Some interesting things happened. I had a nice, peaceful drive with my hair blowing in the breeze. There was no traffic whatsoever. Refreshing freedom! I smiled. I breathed. I saw some scenery I’ve not seen before and I saw things from a whole different perspective than the way I am used to seeing them. For example, the road I was on went behind the copper mine and behind the mountains that I usually see from the other side. And then there was this fabulous view from way up high of the inside of the mine. It looked like a turquoise sea.
There were a few points along the winding path when I thought I recognized the name of a cross street. I chose not to turn, but to keep moving forward and just see where I ended up. I told myself I could always turn around and go back if need be. But I didn’t want to do that because I consider myself forward moving energy and to go backward isn’t my style. So onward I drove into the unknown. And I was willing to do that until the road ended, if it did end.
Somewhere along the journey I asked myself how I felt. What was I feeling as I was alone on this unfamiliar road going who knows where? What was going to happen? Was I ever going to get home? Was I scared, was I uncertain, was I panicky? Was I sorry I made the decision to embark on this adventure? A glance at the gas gauge told me I was low on fuel and there wasn’t a thing or a soul in sight. The battery on my phone was dead. I had a fleeting moment of uncertainty. But I kept moving forward.
Then I dialed up my faith with an imaginary phone and we had a good conversation. Faith said that we all get to where we’re supposed to go and be whenever and however we’re supposed to get there. Faith said to enjoy the journey. Faith said to move forward in trust and know that we are never alone and never abandoned, even if it appears otherwise. We are never lost either.

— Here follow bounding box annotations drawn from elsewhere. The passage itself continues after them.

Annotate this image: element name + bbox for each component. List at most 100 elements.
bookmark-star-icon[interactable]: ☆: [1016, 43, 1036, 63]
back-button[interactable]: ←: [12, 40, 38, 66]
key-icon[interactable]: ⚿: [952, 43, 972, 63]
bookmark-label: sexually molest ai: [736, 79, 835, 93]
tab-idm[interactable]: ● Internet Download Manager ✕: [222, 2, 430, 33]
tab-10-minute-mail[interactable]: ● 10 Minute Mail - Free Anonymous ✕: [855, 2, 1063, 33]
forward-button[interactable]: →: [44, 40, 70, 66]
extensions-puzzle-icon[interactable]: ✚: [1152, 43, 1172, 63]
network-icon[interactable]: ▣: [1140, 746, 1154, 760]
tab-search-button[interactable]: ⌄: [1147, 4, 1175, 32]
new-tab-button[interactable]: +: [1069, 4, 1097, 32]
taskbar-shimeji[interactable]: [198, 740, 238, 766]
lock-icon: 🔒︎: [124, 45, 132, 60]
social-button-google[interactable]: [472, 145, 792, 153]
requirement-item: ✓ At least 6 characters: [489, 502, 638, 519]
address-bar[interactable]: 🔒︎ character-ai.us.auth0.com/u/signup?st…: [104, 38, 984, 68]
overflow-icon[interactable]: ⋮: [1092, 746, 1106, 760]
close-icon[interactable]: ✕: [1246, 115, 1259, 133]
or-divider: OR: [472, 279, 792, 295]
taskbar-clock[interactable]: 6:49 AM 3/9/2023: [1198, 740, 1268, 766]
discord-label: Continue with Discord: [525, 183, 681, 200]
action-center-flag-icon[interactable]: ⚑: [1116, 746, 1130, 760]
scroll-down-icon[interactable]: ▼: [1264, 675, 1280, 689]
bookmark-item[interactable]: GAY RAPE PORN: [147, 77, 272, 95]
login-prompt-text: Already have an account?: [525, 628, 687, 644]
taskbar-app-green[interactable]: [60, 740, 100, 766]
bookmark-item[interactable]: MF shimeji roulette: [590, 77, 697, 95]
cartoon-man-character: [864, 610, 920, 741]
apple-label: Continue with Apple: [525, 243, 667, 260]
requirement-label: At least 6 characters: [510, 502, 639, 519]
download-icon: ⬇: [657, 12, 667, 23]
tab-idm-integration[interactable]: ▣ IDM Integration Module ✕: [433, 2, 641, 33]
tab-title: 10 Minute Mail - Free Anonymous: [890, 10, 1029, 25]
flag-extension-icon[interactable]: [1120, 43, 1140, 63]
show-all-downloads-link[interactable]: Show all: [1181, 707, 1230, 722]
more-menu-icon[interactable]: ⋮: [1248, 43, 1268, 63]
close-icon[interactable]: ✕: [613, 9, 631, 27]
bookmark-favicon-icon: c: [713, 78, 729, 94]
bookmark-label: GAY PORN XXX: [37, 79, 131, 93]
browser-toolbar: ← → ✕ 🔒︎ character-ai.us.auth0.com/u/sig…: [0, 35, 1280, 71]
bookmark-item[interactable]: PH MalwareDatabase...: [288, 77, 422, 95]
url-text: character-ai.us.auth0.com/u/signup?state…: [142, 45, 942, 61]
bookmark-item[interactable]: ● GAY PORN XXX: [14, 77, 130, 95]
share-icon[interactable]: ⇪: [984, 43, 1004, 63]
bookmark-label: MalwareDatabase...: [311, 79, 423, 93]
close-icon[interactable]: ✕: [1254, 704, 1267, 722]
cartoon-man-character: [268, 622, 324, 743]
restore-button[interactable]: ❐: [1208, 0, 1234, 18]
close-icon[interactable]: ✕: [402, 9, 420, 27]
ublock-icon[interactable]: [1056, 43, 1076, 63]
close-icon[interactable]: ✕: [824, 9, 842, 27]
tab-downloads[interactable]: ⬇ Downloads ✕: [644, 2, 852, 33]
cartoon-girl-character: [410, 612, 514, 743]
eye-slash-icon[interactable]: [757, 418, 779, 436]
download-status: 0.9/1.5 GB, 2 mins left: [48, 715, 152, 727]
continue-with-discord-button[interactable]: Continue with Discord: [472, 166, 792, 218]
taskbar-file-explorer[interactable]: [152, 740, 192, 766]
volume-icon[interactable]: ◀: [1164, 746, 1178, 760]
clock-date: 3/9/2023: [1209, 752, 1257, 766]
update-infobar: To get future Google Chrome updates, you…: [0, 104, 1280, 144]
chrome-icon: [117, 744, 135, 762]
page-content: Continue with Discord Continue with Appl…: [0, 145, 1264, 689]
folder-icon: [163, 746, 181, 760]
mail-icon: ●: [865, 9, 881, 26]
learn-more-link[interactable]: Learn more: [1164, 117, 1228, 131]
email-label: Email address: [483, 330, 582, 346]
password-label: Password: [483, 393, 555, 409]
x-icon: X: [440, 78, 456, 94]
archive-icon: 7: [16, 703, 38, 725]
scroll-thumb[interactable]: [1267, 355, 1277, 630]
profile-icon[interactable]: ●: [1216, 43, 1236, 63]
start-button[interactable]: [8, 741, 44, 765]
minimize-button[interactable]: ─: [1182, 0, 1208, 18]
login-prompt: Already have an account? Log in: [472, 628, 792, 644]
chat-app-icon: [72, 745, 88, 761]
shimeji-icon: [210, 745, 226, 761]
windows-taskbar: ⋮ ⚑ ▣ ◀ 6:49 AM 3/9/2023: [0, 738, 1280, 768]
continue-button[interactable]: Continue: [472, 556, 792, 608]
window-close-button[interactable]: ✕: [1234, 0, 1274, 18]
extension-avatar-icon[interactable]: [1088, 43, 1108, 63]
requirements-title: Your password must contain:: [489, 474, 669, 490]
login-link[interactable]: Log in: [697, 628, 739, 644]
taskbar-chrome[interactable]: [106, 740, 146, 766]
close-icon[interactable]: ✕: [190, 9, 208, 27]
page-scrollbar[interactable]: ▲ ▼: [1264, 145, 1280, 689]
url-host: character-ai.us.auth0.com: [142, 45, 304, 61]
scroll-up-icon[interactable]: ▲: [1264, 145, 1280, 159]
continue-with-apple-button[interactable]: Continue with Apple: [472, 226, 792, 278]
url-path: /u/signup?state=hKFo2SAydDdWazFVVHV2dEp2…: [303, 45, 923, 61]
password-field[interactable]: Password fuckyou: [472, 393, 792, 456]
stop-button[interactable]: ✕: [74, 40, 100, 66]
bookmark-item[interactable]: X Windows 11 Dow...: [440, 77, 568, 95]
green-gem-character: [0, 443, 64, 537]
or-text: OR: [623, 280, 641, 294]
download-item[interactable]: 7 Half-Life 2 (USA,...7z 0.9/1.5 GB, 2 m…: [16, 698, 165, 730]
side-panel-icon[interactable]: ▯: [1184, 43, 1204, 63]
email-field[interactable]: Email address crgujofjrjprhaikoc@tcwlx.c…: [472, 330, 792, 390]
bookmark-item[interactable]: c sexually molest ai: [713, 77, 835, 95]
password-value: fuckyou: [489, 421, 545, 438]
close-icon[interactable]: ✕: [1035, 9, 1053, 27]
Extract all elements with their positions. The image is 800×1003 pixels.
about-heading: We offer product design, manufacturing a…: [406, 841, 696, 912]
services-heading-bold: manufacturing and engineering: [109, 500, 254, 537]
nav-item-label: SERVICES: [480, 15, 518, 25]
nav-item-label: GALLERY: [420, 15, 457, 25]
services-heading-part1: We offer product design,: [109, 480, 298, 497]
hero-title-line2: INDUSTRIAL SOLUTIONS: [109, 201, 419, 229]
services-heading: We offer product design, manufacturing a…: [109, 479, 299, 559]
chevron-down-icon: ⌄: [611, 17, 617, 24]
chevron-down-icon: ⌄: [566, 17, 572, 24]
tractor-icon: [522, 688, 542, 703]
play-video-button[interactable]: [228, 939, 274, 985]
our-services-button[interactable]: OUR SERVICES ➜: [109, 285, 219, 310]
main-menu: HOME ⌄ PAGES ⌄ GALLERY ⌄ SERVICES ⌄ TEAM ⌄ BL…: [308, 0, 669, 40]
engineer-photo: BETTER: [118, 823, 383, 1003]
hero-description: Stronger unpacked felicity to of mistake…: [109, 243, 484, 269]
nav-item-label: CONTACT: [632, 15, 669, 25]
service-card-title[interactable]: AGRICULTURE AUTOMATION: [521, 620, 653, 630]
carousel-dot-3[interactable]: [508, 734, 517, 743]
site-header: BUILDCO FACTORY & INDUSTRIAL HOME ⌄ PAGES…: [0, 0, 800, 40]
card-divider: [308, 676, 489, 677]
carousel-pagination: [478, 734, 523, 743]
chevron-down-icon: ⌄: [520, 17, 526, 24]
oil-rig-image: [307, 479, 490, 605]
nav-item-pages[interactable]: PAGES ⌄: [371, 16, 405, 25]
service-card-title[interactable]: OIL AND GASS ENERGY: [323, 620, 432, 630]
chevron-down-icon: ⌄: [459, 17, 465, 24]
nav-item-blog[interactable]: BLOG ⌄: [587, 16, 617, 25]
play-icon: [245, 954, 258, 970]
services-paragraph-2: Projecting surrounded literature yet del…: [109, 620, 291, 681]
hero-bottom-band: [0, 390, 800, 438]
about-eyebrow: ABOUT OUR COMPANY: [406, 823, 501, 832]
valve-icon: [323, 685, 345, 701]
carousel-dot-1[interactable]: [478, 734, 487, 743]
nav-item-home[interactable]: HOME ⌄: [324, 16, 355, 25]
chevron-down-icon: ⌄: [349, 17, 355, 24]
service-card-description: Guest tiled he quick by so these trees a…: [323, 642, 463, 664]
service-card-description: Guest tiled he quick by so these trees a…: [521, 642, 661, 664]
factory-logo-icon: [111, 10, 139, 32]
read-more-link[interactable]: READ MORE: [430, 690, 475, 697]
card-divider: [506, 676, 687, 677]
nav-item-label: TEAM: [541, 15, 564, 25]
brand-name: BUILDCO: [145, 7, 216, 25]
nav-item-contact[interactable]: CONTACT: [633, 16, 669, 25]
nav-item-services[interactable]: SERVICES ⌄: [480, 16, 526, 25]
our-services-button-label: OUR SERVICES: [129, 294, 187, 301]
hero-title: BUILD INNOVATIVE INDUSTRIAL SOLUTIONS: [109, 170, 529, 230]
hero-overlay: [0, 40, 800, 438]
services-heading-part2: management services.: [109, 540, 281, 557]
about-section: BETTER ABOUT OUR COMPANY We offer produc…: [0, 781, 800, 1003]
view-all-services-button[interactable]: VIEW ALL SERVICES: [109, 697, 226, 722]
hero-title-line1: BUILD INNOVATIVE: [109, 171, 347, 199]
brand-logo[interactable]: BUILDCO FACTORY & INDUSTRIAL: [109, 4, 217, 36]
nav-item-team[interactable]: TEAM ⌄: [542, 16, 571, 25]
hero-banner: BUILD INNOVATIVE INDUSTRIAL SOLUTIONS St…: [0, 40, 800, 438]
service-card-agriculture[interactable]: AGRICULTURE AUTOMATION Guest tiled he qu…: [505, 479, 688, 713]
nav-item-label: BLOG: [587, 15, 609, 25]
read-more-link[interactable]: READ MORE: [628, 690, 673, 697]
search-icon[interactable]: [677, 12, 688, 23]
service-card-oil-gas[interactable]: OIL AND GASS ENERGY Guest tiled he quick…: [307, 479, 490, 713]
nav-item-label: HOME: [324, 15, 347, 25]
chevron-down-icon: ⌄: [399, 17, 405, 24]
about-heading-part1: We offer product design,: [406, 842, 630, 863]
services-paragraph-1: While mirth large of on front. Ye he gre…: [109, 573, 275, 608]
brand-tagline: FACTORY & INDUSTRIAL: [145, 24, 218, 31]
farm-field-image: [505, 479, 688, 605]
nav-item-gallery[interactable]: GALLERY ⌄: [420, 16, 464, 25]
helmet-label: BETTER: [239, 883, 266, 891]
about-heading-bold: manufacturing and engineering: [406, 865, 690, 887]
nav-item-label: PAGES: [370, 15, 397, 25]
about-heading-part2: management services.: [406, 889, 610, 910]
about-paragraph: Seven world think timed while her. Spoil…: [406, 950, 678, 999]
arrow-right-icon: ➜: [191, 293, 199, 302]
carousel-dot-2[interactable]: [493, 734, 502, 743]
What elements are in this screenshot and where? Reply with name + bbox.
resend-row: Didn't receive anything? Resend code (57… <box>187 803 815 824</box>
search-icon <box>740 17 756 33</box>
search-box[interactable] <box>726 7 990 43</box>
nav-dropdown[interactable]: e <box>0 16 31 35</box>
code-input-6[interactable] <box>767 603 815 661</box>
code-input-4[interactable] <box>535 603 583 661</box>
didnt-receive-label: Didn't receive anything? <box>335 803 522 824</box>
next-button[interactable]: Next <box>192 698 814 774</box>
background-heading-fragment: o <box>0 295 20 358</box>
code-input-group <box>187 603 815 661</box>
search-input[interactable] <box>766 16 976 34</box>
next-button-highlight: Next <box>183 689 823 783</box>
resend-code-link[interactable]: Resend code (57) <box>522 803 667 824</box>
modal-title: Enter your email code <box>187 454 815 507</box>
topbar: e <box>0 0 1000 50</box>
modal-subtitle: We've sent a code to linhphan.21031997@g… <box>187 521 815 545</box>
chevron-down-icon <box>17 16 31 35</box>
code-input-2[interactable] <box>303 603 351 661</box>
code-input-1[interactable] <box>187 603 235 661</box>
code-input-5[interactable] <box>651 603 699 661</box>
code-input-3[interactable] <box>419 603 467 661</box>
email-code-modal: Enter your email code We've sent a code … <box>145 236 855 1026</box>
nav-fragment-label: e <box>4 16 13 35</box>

Move forward in faith. Move forward even if you don’t know where you’re going to end up. Just move forward. Have enough faith to go on the journey even if it seems that you don’t know a darn thing about anything and life as you once knew it now has a whole different perspective. Just move forward and when you see faith on the side of the road, pick it up. Sometimes it’s all we have, and guess what? It makes the best traveling companion.